Astell&Kern A&futura SE200 Digital Audio Player Page 2

The SE200 will play files at up to 384kHz/32-bit and DSD256, the volume control illumination changing colour according to the prevailing sample rate. It will do this from its internal memory, from a microSD card of up to 1TB, or via the USB DAC link using the player's USB-C input, for which a Windows driver can be downloaded from the company's website. Mac OSX users don't need a driver, but will need to download Android transfer software to load music onto the player. But you don't need to worry about firmware updates, of which there have been at least three since the player was launched last year, for these are done over the air using the SE200's Wi-Fi link.

sqnote Rise And Shine
Whichever 'source' you choose for your music, the sound is very good indeed, whether used with balanced or unbalanced headphones, or even connected straight into a main system. If you can avoid the temptation of all those deep menu options, the SE200 is an extraordinarily accomplished portable, whether out and about playing driving rock through lightweight headphones such as the B&W P5s, or at home with something soothing on Focal Clears [HFN Mar '18], or the original Oppo PM-1 headphones [HFN Jul '14] running in balanced mode.

Playing the 96kHz/24-bit release of Paul McCartney's McCartney III [Capitol/MPL 00602435136578], the combination of punch and detail in what is a well-weighted yet wide-open sound is highly attractive right from the opening 'Long Tailed Winter Bird'. Here the player controls the headphones with clean power in reserve, while with the dense sound of Nick Lowe and Los Straitjackets' Live At The Haw River Ballroom [Yep Roc, n/a cat no; 48kHz/24-bit] it delivers good insight into the live performances while retaining all their vitality. And the player really shines when fed top-notch recordings, as is clear with the delicacy of Pieter van Loenen and Tobias Borsboom's recent set The Silence Between [TRPTK, TTK0058; DSD128].

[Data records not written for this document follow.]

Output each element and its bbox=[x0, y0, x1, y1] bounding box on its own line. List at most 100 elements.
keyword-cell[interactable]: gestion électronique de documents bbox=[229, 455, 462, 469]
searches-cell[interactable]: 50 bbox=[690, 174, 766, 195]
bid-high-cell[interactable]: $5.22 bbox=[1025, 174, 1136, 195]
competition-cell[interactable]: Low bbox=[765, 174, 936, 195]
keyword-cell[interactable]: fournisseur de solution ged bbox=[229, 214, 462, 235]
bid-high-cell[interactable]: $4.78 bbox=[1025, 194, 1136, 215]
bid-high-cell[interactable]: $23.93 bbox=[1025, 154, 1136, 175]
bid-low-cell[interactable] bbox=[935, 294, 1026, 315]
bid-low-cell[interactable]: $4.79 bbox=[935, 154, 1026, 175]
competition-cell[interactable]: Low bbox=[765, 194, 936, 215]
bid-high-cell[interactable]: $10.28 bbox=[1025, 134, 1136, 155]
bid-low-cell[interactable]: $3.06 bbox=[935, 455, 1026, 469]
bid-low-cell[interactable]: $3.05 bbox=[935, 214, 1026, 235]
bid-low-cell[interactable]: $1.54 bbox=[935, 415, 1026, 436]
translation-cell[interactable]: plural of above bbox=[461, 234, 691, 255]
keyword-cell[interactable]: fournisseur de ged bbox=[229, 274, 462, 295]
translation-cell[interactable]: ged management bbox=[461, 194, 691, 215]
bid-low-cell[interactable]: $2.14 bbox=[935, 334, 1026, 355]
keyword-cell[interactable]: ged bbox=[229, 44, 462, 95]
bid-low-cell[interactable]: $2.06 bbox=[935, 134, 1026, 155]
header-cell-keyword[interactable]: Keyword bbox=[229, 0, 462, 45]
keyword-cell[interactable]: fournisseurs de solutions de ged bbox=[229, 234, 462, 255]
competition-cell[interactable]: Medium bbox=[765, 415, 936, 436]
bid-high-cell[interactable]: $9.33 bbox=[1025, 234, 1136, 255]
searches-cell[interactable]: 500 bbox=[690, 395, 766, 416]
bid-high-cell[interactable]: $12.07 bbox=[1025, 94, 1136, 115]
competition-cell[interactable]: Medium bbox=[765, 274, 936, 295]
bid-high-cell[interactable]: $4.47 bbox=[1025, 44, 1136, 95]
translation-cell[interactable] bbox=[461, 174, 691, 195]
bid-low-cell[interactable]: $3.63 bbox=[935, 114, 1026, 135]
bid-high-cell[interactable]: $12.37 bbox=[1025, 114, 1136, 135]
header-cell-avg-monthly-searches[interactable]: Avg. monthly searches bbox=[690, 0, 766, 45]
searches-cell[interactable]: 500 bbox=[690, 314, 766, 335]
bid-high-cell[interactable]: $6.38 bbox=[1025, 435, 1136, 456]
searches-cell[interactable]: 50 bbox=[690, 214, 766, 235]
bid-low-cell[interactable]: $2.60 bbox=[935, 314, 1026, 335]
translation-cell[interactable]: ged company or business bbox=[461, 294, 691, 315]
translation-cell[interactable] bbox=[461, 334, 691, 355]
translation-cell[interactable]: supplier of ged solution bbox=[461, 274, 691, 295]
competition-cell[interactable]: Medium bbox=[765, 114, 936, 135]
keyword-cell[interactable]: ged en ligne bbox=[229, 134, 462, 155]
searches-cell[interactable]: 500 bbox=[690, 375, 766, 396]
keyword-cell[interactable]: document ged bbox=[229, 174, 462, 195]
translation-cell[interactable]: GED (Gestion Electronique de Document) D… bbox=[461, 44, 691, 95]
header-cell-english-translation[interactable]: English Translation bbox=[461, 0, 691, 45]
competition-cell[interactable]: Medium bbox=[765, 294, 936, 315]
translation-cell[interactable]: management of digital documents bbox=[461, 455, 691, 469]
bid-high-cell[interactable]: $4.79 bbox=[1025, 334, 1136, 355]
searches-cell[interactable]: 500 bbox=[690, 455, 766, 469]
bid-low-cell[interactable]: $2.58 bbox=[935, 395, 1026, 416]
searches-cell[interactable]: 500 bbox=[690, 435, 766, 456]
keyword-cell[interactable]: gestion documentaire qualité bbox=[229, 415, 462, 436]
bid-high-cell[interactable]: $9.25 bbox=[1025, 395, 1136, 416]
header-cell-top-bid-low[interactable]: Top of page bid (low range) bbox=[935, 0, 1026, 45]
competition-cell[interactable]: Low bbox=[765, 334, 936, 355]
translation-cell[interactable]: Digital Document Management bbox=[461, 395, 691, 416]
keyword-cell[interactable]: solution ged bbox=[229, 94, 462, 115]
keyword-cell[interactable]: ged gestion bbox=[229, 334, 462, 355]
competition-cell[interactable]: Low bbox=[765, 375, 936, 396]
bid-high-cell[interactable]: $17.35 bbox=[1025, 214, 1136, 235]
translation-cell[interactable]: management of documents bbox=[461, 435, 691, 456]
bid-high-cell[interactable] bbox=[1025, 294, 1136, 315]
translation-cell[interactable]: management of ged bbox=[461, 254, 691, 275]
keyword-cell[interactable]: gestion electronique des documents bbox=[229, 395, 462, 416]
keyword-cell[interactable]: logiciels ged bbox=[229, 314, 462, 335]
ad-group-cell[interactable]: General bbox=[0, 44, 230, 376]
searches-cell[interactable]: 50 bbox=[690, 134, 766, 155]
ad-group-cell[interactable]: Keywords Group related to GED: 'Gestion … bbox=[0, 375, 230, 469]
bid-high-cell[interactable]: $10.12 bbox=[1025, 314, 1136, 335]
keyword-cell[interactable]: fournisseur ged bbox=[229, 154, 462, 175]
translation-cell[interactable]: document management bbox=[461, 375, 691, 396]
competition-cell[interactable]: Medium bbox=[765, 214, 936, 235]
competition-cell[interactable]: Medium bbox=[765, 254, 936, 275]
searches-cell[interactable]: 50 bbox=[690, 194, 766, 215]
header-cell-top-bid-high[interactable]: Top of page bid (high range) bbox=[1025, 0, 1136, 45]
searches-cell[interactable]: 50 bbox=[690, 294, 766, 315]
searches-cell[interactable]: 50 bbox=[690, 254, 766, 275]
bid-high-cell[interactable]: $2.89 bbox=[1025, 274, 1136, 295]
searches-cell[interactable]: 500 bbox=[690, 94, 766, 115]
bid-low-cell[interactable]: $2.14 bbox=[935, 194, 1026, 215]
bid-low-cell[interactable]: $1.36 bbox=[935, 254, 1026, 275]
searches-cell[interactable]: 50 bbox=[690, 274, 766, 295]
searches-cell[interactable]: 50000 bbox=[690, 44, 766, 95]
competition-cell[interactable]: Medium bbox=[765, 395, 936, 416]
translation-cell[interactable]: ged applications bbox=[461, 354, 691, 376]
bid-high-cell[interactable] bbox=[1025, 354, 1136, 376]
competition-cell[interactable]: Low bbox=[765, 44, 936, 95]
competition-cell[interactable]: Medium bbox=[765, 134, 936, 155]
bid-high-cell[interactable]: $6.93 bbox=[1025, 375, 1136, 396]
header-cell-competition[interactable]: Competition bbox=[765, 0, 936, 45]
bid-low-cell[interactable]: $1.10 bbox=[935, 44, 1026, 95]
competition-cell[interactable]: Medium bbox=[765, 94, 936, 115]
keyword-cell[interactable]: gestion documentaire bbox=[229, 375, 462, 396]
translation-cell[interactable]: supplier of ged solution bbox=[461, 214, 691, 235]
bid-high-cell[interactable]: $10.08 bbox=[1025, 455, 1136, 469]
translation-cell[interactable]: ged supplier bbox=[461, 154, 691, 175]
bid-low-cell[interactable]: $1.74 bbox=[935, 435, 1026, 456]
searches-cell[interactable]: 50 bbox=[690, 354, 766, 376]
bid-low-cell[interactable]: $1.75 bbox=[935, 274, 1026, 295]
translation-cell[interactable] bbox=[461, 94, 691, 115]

Here the sound truly lives up to the label's claim of 'Extreme Definition Recordings'. The sheer resolution of both the violin and piano is spectacular, as is the way the SE200 player enables a good pair of headphones to envelop the listener in the soundscape, placing this and other performances in a highly realistic acoustic.


Explosive Power
That immediacy and power of the player – both in resolving the music and pumping it into the ears – is heard to fine effect with Nils Frahm's Tripping With… [Erased Tapes ERATP136CD; 96kHz/24-bit], where the relentless pulse of the electronica, offset by passages of quiet textures ('All Melody'), wraps up the listener in an almost mesmeric soundscape.

Even driving the demanding Oppo PM-1s, the A&futura SE200's combination of weight and space more or less makes the headphones melt away, leaving remarkably effective sonic pictures. This album sounds stunning, and this player, partnered with good headphones, delivers all that quality.

There's even all the power and speed required to make a very fine fist of large-scale orchestral works. Of late I've been revisiting Bernstein's Beethoven symphony cycle with the Vienna Philharmonic [DG 0289 479 7715 5], and the way the SE200 handles everything from the stately progress and explosive power of the second movement of the 7th to the soaring complexity of the 9th is exceptionally impressive. Even with headphones that sound big and rich, such as the B&W P9 Signature [HFN Mar '17], the player manages to deliver weight and substance without losing its lightness of touch, and the sound remains spacious and detailed, with that real 'listen in' quality.

Yes, this is unashamedly a luxurious piece of personal audio, and Astell&Kern will even sell you a leather case to protect your pricey asset for an additional £99, but it's by no means the most expensive in its manufacturer's range. For those wanting a high-quality player better suited to the rough and tumble of everyday use there are certainly more affordable alternatives. But rather like that old saw about not buying a Rolex when a Swatch will tell the time better for a fraction of the price, those wanting a player like the SE200 won't care a jot.

Hi-Fi News Verdict
This is probably the digital audio player for which the term 'over-engineered' was meant, but for all the design and tech overkill here, the SE200 remains an exceptional DAP both in quality of build and sonic performance. Ignore the temptations of those deep and complex menus: just let it do its stuff, and it'll work very well with a wide range of headphones, and even double as a DAC between your computer and your system.